#Help with an exercise

x=(shows in the picture); I did a) and x = the square root of 2. but I think it needs to be equal to - the square root of 2

So that you can simplify it

because I'm pretty sure it needs to end up (-1) to the power of 2023

Can someone point out my mistake?

I also apologize for the language in this picture.

a) Solve square x

Note the following:
√(3 ± √(5)) = (1/√(2))√(6 ± 2√(5)) = (1/√(2))√(5 ± 2√(5) + 1) = (1/√(2))√((√(5) ± 1)^2) = (√(5) ± 1)/√(2)

is there any way to illustrate this equation? I am pretty confused by looking at it.

$$√(3 ± √(5)) = (1/√(2))√(6 ± 2√(5)) = (1/√(2))√(5 ± 2√(5) + 1) = (1/√(2))√((√(5) ± 1)^2) = (√(5) ± 1)/√(2)$$

mircea-

Basically, what I'm doing is noticing that the expression inside the square root can become a square, since:
6 ± 2√(5) = 5 ± 2√(5) + 1 = (√(5))^2 ± 2*√(5)*1 + 1^2 = (√(5) ± 1)^2

I see, but how does this help me solve for x squared?

Well, if √(3 + √(5)) = (√(5) + 1)/√(2) and √(3 - √(5)) = (√(5) - 1)/√(2), then you can immediately get a simple value for x.

After all, there are no nested square roots now.

Oh, okay, thank you

by the way

@latent snow has given 1 rep to @manic stratus

one question

after solving

x = ±√2

I can use two versions for (b)

The logical one is -√2 because it simplifies

But because there are 2 solutions

I actually should solve for both, shouldn't I?

@manic stratus

No.

Look carefully at the definition of x.

Which number is greater, √(3 - √(5)) or √(3 + √(5))?
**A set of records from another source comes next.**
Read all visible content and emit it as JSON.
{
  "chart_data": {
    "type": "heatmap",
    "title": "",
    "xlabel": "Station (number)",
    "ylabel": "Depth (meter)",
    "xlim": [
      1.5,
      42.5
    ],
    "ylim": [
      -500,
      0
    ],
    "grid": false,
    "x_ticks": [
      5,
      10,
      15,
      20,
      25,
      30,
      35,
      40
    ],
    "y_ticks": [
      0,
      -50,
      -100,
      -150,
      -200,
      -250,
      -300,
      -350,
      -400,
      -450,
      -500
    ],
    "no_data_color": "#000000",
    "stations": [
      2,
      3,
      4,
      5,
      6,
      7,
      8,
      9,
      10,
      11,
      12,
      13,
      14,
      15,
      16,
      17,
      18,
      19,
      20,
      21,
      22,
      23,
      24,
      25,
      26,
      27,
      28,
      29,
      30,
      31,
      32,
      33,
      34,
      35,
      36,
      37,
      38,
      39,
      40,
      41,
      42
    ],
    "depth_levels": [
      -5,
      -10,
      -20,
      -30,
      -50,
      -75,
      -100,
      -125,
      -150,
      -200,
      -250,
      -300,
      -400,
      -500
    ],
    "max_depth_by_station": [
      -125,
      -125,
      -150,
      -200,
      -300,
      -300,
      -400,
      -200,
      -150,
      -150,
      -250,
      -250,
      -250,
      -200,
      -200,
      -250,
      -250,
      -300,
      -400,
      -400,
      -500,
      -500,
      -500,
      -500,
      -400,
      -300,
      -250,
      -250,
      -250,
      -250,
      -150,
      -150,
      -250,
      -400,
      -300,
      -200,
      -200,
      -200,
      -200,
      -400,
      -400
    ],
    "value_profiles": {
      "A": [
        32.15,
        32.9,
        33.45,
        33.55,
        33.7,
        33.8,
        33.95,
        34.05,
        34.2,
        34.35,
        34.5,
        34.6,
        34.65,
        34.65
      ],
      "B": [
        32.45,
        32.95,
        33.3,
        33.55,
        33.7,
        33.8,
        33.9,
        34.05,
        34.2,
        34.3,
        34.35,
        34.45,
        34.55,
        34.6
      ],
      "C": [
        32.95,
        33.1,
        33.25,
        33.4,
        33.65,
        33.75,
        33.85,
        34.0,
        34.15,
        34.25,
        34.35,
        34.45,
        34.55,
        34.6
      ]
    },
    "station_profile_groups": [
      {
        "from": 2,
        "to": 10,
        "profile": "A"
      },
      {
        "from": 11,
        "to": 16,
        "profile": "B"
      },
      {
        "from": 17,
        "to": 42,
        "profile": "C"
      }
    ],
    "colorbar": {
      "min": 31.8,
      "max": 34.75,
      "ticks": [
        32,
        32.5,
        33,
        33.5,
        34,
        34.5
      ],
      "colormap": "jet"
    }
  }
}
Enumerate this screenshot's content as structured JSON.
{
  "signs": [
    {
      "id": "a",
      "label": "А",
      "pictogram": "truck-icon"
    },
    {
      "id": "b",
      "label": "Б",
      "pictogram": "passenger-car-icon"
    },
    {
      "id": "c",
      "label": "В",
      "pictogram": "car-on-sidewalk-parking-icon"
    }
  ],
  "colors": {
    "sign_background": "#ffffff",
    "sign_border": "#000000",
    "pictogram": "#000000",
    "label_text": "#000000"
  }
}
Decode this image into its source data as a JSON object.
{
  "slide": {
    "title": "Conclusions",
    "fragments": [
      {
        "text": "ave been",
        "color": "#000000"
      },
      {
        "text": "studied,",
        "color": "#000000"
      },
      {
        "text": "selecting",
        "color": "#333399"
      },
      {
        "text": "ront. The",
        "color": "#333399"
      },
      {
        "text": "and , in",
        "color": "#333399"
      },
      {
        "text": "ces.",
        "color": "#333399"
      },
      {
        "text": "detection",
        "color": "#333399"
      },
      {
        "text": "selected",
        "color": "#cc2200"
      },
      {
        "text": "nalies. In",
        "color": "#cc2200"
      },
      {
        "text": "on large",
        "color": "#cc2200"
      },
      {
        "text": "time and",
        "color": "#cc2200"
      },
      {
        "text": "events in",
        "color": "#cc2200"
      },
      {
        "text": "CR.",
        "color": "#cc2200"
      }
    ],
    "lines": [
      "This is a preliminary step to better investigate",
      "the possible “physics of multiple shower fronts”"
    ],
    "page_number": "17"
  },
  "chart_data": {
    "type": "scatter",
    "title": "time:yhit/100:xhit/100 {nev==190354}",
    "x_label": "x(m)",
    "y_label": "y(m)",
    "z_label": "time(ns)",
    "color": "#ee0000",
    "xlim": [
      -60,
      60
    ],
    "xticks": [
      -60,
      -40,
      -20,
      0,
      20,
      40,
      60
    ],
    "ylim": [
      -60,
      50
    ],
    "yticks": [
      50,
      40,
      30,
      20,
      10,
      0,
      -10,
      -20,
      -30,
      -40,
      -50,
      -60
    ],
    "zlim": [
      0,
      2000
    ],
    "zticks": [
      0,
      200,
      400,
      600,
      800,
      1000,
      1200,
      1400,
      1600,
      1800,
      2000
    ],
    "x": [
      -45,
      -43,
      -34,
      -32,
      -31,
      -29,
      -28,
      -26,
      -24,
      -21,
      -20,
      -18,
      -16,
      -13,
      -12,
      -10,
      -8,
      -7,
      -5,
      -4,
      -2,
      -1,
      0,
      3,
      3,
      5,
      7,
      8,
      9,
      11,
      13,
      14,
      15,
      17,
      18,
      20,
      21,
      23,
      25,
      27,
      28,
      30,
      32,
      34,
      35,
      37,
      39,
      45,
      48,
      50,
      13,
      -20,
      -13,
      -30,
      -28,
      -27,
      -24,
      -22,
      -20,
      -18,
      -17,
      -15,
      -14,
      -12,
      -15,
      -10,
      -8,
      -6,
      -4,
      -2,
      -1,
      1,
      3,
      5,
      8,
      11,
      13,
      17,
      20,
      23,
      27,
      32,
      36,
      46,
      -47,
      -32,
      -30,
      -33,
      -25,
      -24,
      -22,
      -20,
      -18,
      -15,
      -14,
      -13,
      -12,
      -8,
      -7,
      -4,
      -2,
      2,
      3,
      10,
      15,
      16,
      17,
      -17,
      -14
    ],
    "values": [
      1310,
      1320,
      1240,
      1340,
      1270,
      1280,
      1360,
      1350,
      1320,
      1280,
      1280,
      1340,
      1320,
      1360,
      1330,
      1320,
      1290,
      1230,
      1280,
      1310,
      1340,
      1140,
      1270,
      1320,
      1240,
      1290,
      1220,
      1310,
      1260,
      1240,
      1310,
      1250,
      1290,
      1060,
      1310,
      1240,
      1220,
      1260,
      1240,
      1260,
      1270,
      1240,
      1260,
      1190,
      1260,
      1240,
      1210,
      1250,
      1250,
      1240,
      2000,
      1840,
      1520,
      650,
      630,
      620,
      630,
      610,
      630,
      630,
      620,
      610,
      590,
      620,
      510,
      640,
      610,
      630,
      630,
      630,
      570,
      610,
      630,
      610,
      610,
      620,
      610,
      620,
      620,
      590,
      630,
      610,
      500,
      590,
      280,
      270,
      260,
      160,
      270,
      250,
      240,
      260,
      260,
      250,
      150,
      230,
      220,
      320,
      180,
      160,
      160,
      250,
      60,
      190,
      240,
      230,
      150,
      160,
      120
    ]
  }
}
Ohhh, rightt, thank you so much

@latent snow has given 1 rep to @manic stratus

You're welcome!

Could you help me with one more exercise? Instead of me creating another post

"Decompose the expression into the product of three factors"

Oh, interesting! Well, let's try...
First thing is the glaring sum of squares. Let's apply that, and also factor the first two terms.
a^2 b + ab^2 + (2ab + a^2 + b^2) + a + b = ab(a + b) + (a + b)^2 + (a + b)
Now we can factor out (a + b).
ab(a + b) + (a + b)^2 + (a + b) = (a + b)(ab + a + b + 1)
Then we notice that (ab + a) + (b + 1) = a(b + 1) + (b + 1) = (a + 1)(b + 1). So:
(a + b)(ab + a + b + 1) = (a + 1)(b + 1)(a + b)
So, E = (a + 1)(b + 1)(a + b).

Thank you!!!

@latent snow has given 1 rep to @manic stratus

Took me a few minutes as you can see..

Glad you got it! How did you do it?

Just like you but I had to get some ideas from you, I need to solve more exercises like these because it was obvious that there was a square formula, I guess I'm just for now pretty bad at spotting things like that but I'm sure I'll get better in time

Sorry for the late reply also

My math teacher gave me a book where there are problems from my country from 1957-2001

I tried solving one

Turned my ego back at 0

olympiad*

Well, that's why they are more difficult 😄
Well, practice should help. Though, I am not well versed in olympiad problems, so not sure what to read for that.

I also use quora sometimes for more answers when I don't quite understand from somewhere else the explanation, want me to show you the problem I was talking about by the way?

Sure!

If these numbers are distinct and form a arithmetic progression, demonstrate that b = d.

I think you forgot the picture or part of the statement.

Yeah yeah

Ah, ok.

I took it on my phone

Hm, looks interesting! Let's see.
First, as this must be an arithmetic progression, we must have a constant difference of terms. So:
(a + c)/(b + d) - a/b = c/d - (a + c)/(b + d)
a/b + c/d = 2(a + c)/(b + d)
Let's multiply everything by (b + d).
ad + bc = 2(a + c)
But then I don't know what else to do.